Exploring the shift beyond Agile with AI-driven software development and new operating models for teams and enterprises.
Key Takeaways
- AI is driving a major paradigm shift beyond Agile in software development.
- Significant productivity gains require changes in team collaboration and operating models.
- Tailored approaches are needed for different software development tasks and contexts.
- Enterprises with AI-native workflows and roles see much higher delivery speed and quality.
- Continuous upskilling and incentive structures are critical to successful AI adoption.
Summary
- Martin Harrysson and Natasha Maniar from McKinsey discuss the paradigm shift in software development driven by AI.
- They highlight the transition from Agile methodologies to AI-native workflows and operating models.
- The talk focuses on people and operating model changes needed to fully leverage AI in software development.
- Research shows a productivity gap despite AI tools improving individual tasks significantly.

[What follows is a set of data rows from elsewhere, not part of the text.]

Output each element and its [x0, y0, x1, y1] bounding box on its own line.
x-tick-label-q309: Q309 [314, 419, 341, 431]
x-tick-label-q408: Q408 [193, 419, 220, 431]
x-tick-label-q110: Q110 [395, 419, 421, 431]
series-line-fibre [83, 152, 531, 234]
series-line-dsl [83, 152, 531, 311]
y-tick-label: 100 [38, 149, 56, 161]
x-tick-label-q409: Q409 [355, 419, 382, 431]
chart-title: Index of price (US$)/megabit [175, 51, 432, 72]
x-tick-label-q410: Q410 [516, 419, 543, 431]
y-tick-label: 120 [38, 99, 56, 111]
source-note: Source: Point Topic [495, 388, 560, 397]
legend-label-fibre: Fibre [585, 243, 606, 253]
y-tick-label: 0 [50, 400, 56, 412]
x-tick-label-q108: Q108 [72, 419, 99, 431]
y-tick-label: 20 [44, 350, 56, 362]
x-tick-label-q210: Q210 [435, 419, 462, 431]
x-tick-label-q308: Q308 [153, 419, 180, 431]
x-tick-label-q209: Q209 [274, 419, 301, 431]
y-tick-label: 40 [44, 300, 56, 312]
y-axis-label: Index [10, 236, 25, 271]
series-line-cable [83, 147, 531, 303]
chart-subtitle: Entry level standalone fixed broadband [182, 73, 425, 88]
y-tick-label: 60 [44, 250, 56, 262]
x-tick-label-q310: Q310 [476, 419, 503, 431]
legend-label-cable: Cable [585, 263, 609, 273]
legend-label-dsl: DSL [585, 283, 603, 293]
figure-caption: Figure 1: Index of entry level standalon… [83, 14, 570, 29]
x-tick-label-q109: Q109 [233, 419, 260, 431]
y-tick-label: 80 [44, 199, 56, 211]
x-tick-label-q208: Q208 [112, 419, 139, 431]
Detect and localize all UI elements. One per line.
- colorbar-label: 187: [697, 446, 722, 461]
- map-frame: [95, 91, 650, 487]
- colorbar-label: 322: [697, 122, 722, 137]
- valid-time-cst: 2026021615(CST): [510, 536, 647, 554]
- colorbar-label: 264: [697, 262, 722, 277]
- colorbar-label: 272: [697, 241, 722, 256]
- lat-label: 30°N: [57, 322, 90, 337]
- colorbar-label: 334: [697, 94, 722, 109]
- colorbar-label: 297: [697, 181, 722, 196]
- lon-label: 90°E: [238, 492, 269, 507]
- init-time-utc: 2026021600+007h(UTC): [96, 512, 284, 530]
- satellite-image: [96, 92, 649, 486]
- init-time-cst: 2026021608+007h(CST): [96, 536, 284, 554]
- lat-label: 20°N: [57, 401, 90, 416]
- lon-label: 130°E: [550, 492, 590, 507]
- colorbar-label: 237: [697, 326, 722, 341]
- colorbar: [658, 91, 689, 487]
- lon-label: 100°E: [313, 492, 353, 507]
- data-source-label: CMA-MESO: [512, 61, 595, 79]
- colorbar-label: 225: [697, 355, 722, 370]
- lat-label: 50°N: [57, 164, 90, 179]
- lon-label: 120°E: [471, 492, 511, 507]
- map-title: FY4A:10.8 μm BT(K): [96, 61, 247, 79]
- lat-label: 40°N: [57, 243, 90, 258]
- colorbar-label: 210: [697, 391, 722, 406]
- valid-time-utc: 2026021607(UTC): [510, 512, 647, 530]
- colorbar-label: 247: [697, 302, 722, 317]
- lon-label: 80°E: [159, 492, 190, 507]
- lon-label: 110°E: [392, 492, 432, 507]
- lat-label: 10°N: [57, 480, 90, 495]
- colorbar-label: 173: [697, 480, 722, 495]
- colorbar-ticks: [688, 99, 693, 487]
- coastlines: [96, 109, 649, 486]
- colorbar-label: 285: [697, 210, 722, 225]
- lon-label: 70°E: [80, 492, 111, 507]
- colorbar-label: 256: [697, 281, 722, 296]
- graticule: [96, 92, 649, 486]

- Bottlenecks include inefficient work allocation, manual code review, and increased technical debt.
- Different engineering functions require tailored operating models, such as agent factories for legacy code and iterative loops for new features.
- Top-performing enterprises adopt AI-native workflows across multiple use cases and create AI-native roles with smaller, cross-functional pods.
- These organizations invest in continuous upskilling, impact measurement, and incentives to drive AI adoption.
- AI-native workflows shift from quarterly to continuous planning and from story-driven to spec-driven development.
- AI-native roles consolidate responsibilities, enabling product builders to manage agents with full-stack fluency.